O AFD está a crescer...
Está a crescer, tem 4% nas sondagens. O que vai acontecer é uma incógnita. Uma entrada do AFD complicaria a formação de uma nova coligação e daria palco maior ao partido para expressaram as suas ideias sobre euro. Mas sublinho que os outros partidos, FDP e Verdes, são pro-europeus. Pelas sondagens, o publico alemão quer continuação da integração europeia. Mais complicada é a questão sobre resposta adequada á crise. Estamos numa situação de interdependência muito grande na Europa. Não sabemos, por exemplo, para onde vai o Reino Unido. O Governo alemão quer evitar lançar iniciativas de maior integração que sejam inaceitáveis pelos outros.

Admite que depois de Domingo a Europa pode adoptar uma politica económica mais expansionista?
O debate da " folga orçamental" esquece o facto da Alemanha ter sido locomotiva da economia europeia, com aumento na procura geral do pais, devido à situação muito boa do mercado de trabalho. Qual seria o efeito multiplicador de uma eventual política mais expansionista de despesa pública, com mais despesa pública no sul da Europa ? Alguns especialistas dizem que seria muito pequena. Há necessidade de renovar infra-estruturas na Alemanha que pode favorecer mais oportunidade de emprego.

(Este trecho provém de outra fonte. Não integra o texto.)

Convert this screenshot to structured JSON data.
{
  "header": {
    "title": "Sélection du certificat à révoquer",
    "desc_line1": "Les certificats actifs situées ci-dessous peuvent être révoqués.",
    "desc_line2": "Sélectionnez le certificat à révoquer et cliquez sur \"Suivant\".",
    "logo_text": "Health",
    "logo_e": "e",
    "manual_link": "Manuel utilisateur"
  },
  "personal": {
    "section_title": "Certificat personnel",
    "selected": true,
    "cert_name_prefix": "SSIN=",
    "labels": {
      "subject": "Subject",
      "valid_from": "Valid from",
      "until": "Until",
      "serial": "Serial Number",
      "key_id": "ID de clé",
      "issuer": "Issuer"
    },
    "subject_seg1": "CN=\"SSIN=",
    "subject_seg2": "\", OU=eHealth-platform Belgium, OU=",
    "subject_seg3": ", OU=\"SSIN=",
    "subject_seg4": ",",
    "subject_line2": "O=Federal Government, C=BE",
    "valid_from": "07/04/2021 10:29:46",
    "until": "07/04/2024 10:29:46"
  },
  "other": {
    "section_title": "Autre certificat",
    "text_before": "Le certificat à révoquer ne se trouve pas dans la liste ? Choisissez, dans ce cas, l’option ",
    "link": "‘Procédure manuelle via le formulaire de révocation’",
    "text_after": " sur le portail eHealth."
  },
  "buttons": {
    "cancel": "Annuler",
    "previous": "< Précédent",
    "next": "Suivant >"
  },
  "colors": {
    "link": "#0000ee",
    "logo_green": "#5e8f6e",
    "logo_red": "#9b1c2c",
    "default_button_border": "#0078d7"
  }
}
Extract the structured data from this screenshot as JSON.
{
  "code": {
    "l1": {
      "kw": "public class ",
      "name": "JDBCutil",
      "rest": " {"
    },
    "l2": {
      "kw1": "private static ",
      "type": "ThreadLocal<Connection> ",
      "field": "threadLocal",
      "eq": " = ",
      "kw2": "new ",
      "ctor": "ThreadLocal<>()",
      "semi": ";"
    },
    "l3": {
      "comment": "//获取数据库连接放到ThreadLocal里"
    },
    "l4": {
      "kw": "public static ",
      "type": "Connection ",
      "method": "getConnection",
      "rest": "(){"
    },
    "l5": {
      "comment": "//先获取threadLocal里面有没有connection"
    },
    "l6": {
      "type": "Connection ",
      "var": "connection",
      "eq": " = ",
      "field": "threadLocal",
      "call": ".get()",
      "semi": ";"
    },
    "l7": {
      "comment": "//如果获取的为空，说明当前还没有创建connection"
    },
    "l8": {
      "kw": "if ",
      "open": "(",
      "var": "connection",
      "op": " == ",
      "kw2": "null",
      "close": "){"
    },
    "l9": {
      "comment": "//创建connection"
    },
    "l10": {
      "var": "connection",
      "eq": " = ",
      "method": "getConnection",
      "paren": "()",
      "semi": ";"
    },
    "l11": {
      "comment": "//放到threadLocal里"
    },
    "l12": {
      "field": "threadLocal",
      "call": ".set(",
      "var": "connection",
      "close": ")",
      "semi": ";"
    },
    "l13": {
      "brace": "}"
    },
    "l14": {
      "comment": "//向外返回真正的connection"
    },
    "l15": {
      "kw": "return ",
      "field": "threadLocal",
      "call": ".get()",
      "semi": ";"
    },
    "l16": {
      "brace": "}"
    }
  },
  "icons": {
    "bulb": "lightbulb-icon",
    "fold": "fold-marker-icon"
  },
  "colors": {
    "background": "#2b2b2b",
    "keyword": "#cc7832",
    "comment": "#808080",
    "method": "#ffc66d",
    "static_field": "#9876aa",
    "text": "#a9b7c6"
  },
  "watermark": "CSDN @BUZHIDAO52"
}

Mais oportunidades para emigração portuguesa ?
Existem sempre. Mas o numero de portugueses que emigram para a Alemanha é relativamente modesto.Preferem Angola , etc.. Apesar do aumento desde 2010, com jovens muito qualificados, que são muito bem vindos, porque é preciso mão de obra qualificado.

O que diz aos que falam em rigidez alemã em relação à flexibilidade em relação ao esforço exigido a Portugal?
O que se tem feito em Portugal resulta de negociações entre o Governo e a troika. A Alemanha nunca se tem imiscuído nos detalhes do programa de ajustamento. Em dois anos, o programa teve resultados impressionantes nas contas externas, na consolidação das exportações, diversificação de importações, aumento da quota da exportação no PIB, importante para equilibrar a economia portuguesa num contexto globalizado.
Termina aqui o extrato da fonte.